US20250252627
2025-08-07
Physics
G06T11/60
The method focuses on text-based video editing using a generative AI model that ensures temporal consistency and semantic guidance. It involves receiving a sequence of video frames as input and a corresponding text prompt. Features from the video input are extracted to form a latent representation, which is then modified by injecting noise conditioned on the original video. This noise-injected latent is processed by an artificial neural network (ANN) model to adapt the video according to the text prompt.
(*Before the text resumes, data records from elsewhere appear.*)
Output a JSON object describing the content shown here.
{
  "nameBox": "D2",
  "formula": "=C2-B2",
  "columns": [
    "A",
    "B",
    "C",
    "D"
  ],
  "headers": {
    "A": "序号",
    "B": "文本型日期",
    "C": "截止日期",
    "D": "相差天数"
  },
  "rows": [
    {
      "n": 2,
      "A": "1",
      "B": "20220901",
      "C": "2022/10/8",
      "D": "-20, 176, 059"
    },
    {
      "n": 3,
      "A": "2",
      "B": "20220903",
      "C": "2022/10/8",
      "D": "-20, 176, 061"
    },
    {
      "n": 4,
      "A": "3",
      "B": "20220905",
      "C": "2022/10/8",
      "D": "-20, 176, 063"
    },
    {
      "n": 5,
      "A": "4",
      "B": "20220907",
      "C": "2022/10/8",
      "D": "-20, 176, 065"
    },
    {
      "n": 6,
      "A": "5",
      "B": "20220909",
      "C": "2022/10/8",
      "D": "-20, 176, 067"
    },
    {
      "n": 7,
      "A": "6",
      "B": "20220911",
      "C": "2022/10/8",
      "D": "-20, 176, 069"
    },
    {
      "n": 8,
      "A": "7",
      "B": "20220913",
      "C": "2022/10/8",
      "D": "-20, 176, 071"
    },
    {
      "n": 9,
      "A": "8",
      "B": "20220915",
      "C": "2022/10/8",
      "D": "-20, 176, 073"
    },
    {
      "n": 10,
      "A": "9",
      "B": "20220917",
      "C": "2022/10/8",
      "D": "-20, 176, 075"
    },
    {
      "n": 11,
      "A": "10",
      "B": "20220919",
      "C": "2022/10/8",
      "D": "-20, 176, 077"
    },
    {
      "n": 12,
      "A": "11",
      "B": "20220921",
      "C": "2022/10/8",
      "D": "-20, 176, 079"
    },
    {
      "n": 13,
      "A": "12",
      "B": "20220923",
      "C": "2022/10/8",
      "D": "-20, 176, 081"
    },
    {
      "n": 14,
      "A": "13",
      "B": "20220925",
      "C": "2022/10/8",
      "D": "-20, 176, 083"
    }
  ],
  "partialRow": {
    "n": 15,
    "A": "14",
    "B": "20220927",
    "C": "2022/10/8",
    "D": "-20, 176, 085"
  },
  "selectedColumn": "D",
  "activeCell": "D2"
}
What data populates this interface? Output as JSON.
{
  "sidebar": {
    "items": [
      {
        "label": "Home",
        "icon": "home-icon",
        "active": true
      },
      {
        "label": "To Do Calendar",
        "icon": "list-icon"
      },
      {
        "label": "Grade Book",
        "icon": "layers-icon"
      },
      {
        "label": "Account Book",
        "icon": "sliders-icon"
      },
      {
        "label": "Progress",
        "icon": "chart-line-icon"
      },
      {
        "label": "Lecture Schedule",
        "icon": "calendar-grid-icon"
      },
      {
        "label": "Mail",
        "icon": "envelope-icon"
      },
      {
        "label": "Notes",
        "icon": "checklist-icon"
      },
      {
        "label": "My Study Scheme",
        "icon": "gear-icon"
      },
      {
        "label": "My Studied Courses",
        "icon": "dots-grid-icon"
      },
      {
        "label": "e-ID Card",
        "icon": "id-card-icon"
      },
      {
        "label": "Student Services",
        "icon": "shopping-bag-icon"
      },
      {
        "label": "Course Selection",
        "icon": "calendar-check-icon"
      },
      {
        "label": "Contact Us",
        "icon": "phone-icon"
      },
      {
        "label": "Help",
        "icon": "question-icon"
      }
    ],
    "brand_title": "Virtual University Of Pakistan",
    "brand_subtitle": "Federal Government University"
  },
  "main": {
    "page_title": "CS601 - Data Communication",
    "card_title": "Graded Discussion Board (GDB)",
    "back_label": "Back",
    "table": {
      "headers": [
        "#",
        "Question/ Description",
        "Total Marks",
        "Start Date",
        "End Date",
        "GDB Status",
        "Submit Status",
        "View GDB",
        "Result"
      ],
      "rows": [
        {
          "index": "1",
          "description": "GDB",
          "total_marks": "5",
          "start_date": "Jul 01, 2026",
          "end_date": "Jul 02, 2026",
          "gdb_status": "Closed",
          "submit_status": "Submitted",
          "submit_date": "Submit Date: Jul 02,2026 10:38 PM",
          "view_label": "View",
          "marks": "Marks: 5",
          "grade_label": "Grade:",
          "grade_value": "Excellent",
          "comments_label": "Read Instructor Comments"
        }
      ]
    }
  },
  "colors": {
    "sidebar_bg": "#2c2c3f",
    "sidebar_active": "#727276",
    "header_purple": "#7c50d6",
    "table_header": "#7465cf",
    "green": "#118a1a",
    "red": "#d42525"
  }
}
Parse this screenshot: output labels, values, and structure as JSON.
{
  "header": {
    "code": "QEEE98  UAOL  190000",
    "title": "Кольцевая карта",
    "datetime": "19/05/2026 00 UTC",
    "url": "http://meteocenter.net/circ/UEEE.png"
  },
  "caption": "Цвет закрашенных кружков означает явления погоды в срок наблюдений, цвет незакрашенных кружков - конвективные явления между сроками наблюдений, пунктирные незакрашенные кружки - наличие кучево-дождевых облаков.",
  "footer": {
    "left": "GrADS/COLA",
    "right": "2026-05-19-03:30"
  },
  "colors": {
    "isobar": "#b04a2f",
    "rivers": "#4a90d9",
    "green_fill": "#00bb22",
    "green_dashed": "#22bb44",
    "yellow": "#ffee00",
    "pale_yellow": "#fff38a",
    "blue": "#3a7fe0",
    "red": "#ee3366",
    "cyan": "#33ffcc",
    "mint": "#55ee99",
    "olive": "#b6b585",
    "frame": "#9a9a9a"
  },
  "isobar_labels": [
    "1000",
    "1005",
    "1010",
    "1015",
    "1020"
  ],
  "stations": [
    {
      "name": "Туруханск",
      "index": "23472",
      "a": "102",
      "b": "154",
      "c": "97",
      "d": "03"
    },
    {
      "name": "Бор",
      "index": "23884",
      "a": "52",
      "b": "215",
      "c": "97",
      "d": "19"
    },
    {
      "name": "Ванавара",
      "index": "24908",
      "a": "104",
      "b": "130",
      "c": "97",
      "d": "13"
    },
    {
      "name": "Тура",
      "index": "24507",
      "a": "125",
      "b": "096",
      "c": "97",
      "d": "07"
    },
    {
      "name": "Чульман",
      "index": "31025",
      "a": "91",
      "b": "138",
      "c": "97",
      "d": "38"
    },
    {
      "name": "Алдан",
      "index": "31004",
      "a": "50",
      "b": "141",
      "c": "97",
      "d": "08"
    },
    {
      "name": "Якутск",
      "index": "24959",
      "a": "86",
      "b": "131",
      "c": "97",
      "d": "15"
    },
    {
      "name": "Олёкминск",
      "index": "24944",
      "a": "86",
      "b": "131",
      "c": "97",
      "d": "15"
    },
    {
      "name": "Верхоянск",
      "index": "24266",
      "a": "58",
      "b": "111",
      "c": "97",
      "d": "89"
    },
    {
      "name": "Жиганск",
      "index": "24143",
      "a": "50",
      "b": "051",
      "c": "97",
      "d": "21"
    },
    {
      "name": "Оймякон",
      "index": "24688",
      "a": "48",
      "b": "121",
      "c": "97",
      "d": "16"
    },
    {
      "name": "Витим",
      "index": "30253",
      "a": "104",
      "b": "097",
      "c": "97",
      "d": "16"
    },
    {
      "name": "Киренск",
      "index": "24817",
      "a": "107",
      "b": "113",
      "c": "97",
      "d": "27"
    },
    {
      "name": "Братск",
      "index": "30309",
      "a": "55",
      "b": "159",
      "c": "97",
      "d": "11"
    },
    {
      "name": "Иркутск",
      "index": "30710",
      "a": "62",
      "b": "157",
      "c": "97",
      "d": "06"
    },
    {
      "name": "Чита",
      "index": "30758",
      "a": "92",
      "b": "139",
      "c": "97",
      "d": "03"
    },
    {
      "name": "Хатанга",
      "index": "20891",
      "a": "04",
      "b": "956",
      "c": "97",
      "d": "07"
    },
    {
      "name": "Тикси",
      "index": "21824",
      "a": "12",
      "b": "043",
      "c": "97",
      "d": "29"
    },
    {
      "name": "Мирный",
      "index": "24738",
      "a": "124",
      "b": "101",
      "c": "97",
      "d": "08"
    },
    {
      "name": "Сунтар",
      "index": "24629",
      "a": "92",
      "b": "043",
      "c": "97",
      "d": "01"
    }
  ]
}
Artificial neural networks, particularly convolutional neural networks (CNNs), are pivotal in various technological applications like image recognition and autonomous driving. Text-to-video models typically use text prompts, sometimes with additional guidance such as poses or edges, to edit videos. Conventional methods often require substantial computational resources for fine-tuning, which can be challenging for edge devices limited to inferencing capabilities without on-device learning or backpropagation.
Existing methods converting image-based models to video-based ones may face inefficiencies and semantic inconsistencies due to computational demands and lack of structural guidance. The disclosed method addresses these issues by using semantic information to guide text-based video editing, enhancing temporal consistency while reducing computational complexity and latency.
The described techniques have potential applications in areas such as autonomous vehicles and advanced driver assistance systems (ADAS), extended reality (XR), and image processing. By generating diverse training videos through text prompts, perception systems can be trained more effectively for various real-world scenarios, improving their ability to respond to different conditions.
The approach offers several advantages including increased temporal consistency in edited videos and reduced computational demands. It enables the generation of diverse video data for training perception systems, facilitating better generalization across different environments and conditions. This capability is crucial for developing robust autonomous systems that can handle a wide range of real-world situations.